公園に着くと、どちらともなくベンチに腰掛けた。冬の夜のベンチは、ひんやりしていて体の心から冷やしていくようだった。予想以上の冷たいベンチに驚いたあ〜ちゃんが、静かに、「寒いね。」と言った。のっちは答えない。あ〜ちゃんは、小さく動揺して視線を泳がせた。
「のっち…。もう、うちら、前みたいに戻れんの、かな…っ。」
あ〜ちゃんの上ずった声が、のっちの耳に届いた。その言葉は、今ののっちを心底癒してくれる、最上級の言葉だった。
「…なんで、」
「だって、前みたいに、のっち、わらって、くれんけえ…」
薄暗い公園内でも、あ〜ちゃんが目を擦る姿が確認出来てしまう。のっちは、小さく震えるあ〜ちゃんを抱きしめたい衝動に駆られた。
久しぶりに近くに感じたあ〜ちゃんからは、懐かしいような、いつものっちの鼻と心を擽っていた匂いがした。
「のっ…!?」
急に抱きしめられてあ〜ちゃんは、驚いてぱちりとした二重の目を大きく見開いた。名前を呼びかけても、のっちは何も言わないまま、あ〜ちゃんの首筋に顔を埋めた。あ〜ちゃんの匂いがする、それだけでのっちは泣きそうになった。自分自身が胸に秘めてきた恋心、大事にしてきたあ〜ちゃんが、いとも簡単に奪われた。いろんな想いが入り混じってのっちの瞳は、潤み出す。けしてあ〜ちゃんに見られないように、その情けない顔をのっちは必死に隠した。
「のっち…。」
のっちの気持ちを察したかのような、あ〜ちゃんのふんわりとした優しい声が、寒い夜の公園の空気さえも暖めていく。ゆっくりと、あ〜ちゃんものっちの背中に腕を回した。
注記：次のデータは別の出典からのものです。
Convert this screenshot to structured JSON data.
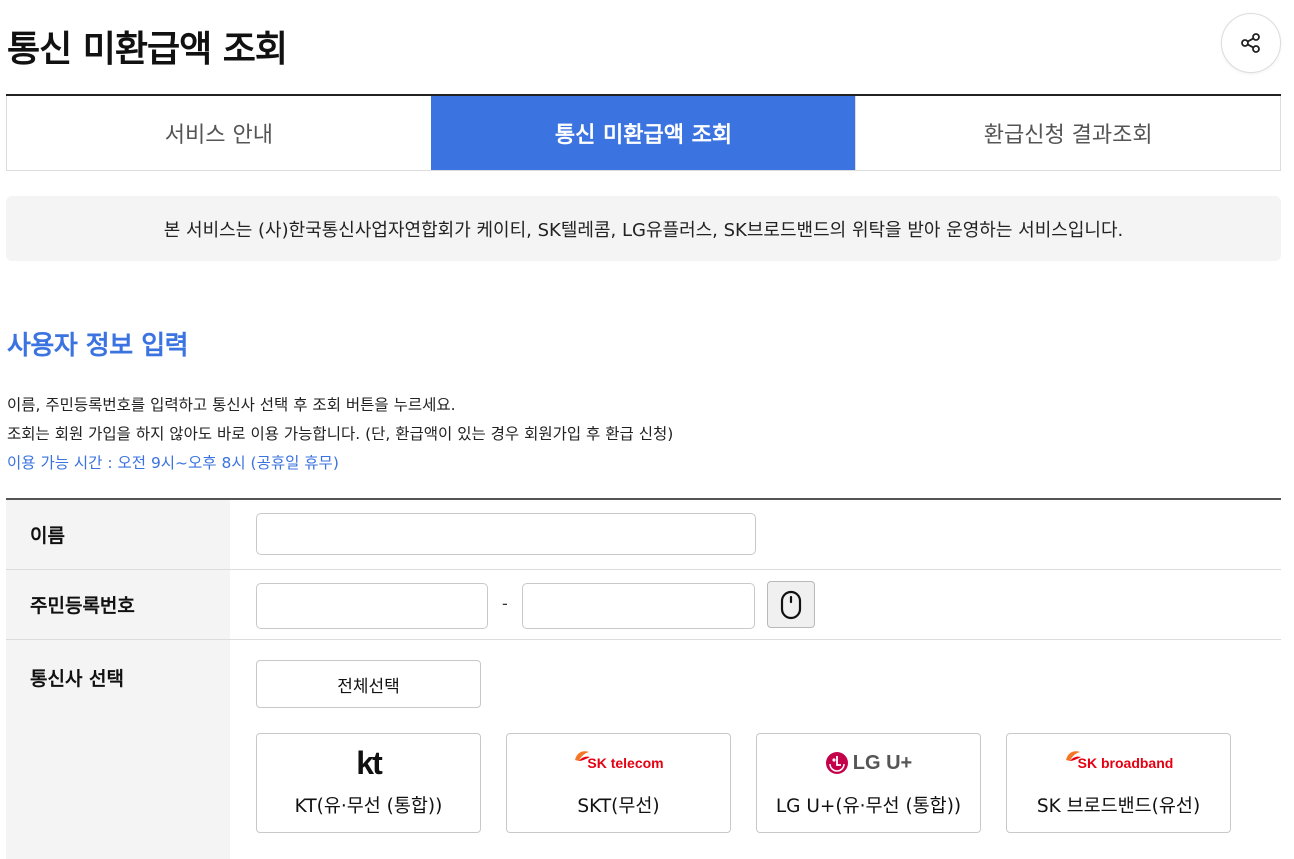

抱きしめ返された途端、のっちは閉じていた目を開いた。柔らかに触れたあ〜ちゃんの腕が、のっちを呆気なく現実に引き戻した。のっちは、あ〜ちゃんを抱きしめていた腕を解いた。そして、俯いたまま、ゆっくりと口を開く。
「………った。」
「え? なに?」
あ〜ちゃんは、耳元で喋ったはずののっちの声があまりにも小さかったから、聞き返した。それと同時にのっちは解いた腕をあ〜ちゃんの両肩に添えて、身体を引き離した。冷たい風が2人の間を吹きぬける。
「…ゆかちゃんとヤッた。」
「え…?」
「のっち、ゆかちゃんとセックスしたんだよ。」
のっちは、笑っていた。
あざ笑うかのように、これで解放されるんだと、あ〜ちゃんを見つめた。